Having its IPO just this part August in the stock markets, the company sold 33.5 million shares at $21 each, the low end of the target range, and has been volatile since.
The third quarter results were somewhat mixed for RXT. The company reported a 13% year-over-year gain in revenue, to $682 million, with a quarterly record of $315 million in bookings – an impressive 64% yoy gain. Net income, however, registered a 54-cent per share loss. That loss came even as Core Revenue – Multicloud Services and Apps & Cross Platform combined – gained 18% compared to the year-ago quarter.
Analysts are willing, for now, to forgive Rackspace’s slightly shaky entry into the stock markets.
EQT Corporation (EQT)
EQT Corporation, the largest natural gas producer in the US with operations in the Appalachian Basin in the states of Ohio, West Virginia, and Pennsylvania. The company holds lease and exploration rights more than 1 million acres, and has nearly 20 trillion cubic feet in proven reserves.
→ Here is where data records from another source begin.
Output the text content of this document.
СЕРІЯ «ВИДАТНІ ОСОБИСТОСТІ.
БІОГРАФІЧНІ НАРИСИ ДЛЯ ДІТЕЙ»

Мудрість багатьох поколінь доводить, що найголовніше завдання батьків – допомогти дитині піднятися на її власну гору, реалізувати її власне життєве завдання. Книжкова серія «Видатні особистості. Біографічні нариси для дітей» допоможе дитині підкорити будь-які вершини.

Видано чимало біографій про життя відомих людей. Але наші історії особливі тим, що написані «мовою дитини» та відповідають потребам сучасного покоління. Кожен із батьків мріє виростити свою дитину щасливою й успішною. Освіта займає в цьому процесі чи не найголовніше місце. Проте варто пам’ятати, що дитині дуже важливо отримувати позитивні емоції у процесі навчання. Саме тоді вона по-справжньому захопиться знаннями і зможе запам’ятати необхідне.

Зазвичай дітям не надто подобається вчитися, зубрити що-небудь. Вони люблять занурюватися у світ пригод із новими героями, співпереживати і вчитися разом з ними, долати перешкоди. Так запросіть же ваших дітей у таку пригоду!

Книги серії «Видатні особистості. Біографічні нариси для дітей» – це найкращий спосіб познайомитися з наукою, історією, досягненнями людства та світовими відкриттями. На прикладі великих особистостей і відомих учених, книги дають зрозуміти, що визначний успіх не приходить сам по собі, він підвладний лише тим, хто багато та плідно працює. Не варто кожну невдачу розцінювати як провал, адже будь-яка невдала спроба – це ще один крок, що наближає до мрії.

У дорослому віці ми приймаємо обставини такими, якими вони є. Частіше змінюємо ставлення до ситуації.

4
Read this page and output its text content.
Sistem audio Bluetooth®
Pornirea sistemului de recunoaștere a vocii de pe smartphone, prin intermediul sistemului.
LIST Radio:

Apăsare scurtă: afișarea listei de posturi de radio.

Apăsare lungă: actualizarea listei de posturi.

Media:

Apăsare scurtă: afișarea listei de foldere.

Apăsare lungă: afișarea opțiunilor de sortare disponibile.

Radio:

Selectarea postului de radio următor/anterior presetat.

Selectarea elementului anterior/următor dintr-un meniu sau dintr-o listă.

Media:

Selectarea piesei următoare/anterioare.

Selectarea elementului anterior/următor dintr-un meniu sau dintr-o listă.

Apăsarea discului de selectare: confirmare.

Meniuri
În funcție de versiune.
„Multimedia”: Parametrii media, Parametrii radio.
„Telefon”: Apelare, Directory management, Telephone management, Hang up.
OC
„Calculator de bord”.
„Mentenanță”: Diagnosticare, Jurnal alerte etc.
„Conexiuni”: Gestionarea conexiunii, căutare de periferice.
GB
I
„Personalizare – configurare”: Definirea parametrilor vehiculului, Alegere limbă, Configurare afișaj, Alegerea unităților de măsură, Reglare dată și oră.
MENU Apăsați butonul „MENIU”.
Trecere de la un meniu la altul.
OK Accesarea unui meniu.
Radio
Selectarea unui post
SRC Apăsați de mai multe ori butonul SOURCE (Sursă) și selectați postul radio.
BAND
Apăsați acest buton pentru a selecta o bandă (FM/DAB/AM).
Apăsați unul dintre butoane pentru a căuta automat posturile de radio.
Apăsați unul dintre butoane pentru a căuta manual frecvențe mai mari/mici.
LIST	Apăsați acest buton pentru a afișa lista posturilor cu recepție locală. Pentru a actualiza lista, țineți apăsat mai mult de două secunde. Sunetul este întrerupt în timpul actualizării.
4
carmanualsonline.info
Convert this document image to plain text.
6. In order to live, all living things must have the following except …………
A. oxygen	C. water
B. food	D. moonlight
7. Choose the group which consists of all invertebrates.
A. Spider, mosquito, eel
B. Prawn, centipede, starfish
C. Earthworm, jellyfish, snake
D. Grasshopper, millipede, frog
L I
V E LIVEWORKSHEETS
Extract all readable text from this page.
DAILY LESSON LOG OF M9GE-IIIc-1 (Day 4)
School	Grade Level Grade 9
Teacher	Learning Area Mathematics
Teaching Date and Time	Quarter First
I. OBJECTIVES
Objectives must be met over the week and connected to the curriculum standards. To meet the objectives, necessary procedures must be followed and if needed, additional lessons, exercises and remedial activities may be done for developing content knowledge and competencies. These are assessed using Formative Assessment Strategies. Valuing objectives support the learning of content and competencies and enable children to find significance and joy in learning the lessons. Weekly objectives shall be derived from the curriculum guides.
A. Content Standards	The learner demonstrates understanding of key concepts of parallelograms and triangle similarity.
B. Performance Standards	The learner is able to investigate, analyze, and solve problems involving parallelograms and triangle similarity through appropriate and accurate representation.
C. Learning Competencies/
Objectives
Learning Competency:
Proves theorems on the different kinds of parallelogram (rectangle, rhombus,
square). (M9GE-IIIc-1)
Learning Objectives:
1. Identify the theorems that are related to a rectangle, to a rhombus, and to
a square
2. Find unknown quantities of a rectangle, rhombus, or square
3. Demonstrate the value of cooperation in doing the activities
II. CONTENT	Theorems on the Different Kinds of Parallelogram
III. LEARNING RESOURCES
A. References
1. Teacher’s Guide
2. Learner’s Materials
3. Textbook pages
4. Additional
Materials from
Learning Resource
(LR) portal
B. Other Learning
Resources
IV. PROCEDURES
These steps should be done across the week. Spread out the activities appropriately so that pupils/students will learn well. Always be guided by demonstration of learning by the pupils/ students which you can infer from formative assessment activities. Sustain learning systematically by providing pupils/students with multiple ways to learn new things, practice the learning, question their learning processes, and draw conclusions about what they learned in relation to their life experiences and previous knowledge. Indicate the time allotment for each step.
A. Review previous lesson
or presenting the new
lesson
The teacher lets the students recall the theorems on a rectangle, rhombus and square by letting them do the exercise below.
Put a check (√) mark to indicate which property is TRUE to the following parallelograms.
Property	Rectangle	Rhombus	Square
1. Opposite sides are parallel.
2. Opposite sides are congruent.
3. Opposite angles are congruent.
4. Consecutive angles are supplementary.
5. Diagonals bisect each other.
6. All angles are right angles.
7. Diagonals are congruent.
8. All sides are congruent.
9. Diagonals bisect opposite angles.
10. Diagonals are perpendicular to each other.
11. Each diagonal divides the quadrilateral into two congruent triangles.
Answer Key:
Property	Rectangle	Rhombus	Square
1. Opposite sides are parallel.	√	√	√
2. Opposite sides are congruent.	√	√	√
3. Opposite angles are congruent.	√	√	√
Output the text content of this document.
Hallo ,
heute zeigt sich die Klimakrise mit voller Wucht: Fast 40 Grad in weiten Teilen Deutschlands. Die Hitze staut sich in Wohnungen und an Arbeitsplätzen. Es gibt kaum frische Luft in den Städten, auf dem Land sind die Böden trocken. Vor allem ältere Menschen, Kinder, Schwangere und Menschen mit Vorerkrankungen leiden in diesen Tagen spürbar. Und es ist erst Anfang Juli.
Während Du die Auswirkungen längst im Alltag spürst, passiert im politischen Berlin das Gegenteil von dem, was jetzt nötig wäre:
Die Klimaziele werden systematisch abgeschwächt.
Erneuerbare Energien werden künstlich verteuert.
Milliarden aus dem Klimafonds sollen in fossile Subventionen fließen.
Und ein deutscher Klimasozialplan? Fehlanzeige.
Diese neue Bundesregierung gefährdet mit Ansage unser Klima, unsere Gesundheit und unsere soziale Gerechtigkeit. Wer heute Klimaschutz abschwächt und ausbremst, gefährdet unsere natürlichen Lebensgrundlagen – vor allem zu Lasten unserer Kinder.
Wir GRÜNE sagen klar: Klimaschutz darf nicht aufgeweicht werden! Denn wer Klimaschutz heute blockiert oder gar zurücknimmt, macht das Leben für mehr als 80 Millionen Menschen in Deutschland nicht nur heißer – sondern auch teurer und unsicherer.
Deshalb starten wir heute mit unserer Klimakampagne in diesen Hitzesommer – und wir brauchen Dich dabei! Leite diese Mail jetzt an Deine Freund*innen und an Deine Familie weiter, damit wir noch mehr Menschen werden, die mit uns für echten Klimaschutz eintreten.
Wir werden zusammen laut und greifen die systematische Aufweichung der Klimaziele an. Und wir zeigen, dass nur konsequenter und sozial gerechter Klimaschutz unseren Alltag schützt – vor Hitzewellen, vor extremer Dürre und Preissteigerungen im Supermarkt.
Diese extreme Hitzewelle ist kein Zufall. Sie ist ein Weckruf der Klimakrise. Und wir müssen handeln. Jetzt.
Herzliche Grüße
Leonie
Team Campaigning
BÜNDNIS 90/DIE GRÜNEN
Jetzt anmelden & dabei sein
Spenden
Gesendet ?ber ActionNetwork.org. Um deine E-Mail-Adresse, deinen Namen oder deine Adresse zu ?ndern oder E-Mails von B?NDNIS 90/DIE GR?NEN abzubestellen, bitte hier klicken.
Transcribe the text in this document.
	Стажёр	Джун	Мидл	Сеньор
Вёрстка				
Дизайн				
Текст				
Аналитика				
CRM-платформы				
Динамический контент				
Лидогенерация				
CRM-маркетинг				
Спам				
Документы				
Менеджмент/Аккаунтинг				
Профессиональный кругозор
Unfortunately, low energy prices have taken a toll here. Except for 1Q20, EQT has been posting net losses since the second quarter of last year. The most recent report, for Q3 2020, showed a net EPS loss of 15 cents per share. While the loss was less than expected by the analysts, it was deeper than the year-ago quarter.
Despite the recurring quarterly losses, EQT shares are up an impressive 34% so far this year – and there are still 5 weeks left. The gains have completely erased losses taken at the start of the corona crisis, and reflect investor confidence in the gas industry as a vital utility.